En ce qui concerne le déroulement de chacune des 29 missions, Blizzard a essayé de varier les situations. Par exemple, l’une d’entre elles se déroulant sur un monde volcanique, la lave vous obligera à déplacer vos bâtiments de collecte toute les trois minutes environ. Dans une autre opération, l’escorte de réfugiés vous obligera à sécuriser la route et votre base : les missions ont clairement pour but de mettre sans cesse le joueur sous pression. Malgré les efforts pour rendre chacune d’entre elles différentes, il faut se rendre à l’évidence : on se retrouve bien souvent à faire la même chose, une base principale, une bonne défense pour parer aux assauts répétés de votre ennemi qui arrive à intervalles réguliers, et créer une grosse armée pour exploser votre objectif. Heureusement Zeratul, le templier noir Protoss , apportera un peu de fraicheur à l’histoire en rendant visite à son vieille ami Raynor , lui apportant une bien mauvaise nouvelle et vous proposant au passage des nouvelles missions où vous aurez le loisir contrôler les extraterrestres en armure dorée. Ce qui ne manquera pas d’apporter un peu de changement tant le gameplay des Protoss est différent de celui des Terran , avec une mention spéciale pour l'excellente mission finale. Par ailleurs, même si les missions se ressemblent beaucoup, elles restent bien plus variées que dans de nombreux jeux de stratégie sortis ces dernières années.

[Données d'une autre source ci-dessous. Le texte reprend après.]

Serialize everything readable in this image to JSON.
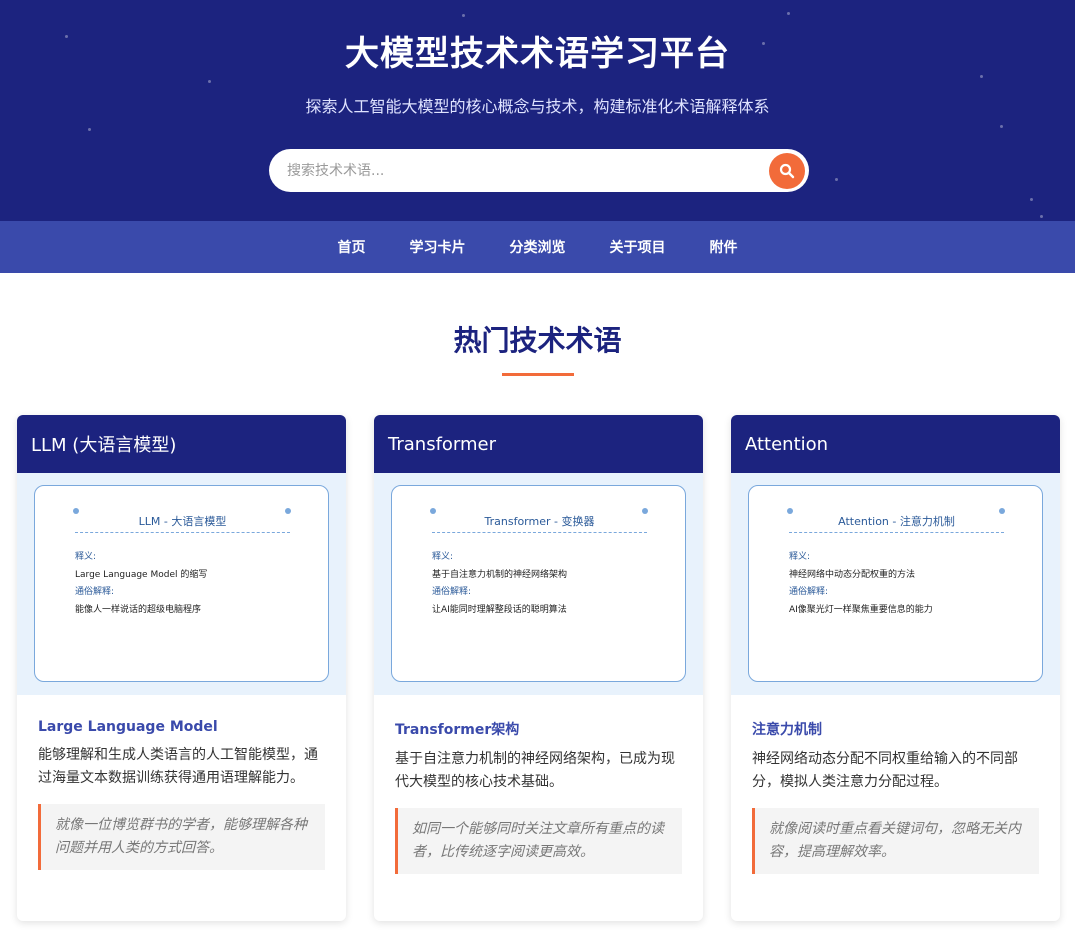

Au fur et à mesure de votre avancée dans la campagne, de nouvelles unités feront leur apparition et vous aurez en plus la possibilité d’embaucher des mercenaires pour renforcer vos effectifs. Pour personnaliser et améliorer votre armée, Blizzard vous laisse le choix entre deux possibilités, accessibles depuis l’Hyperion, un cuirassé Terran qui vous servira de centre de commandement. En dépensant quelques crédits durement acquis lors de vos missions, l’armurerie vous permettra de développer des nouvelles capacités pour votre infanterie, vos véhicules et vos bâtiments, si vous ne dépensez pas trop d'argent pour engager des mercenaires. Lors de vos missions, vous aurez aussi a remplir des objectifs secondaires qui vous feront gagner des points de recherche en technologie Zerg ou Protoss. C’est là qu’entre en jeu le laboratoire de l’ Hyperion, qui servira à faire des recherches sur ces nouvelles technologies. Le fonctionnement est en fait très simple : suivant la nature des points acquis (Zerg ou Protoss) vous gagnerez de l’expérience dans l’un des deux arbres et à chaque palier vous aurez le choix entre deux nouvelles améliorations.
En Taro Tassadar
Pour ceux qui ne connaissent pas Starcraft ( ça existe ?). L’une des composantes principales du gameplay est la gestion des ressources, qui vous permettra de construire des bâtiments, produire des unités et les améliorer. Pour être exact, il y en a deux : le gaz et le minerai. Les constructions de base nécessiteront seulement du minerai les autres plus avancées feront appel aux deux. Ensuite chaque espèce est différente et avec ce nouvel opus les développeurs ont essayé d’apporter quelques nouveautés :
Les Terrans, ont un style de jeu plutôt défensif avec des bunkers, des tourelles de défense et leurs chars en mode siège. Pour renforcer encore plus cet aspect ils ont maintenant des dépôts de ravitaillement qui s’enfoncent dans le sol, moyen parfait pour construire un mur amovible. Mais le Faucheur, un marine équipé d’un jet-pack, très rapide à sortir en début de partie, offre dorénavant la possibilité au Terran de rusher (attaquer en début de partie) efficacement.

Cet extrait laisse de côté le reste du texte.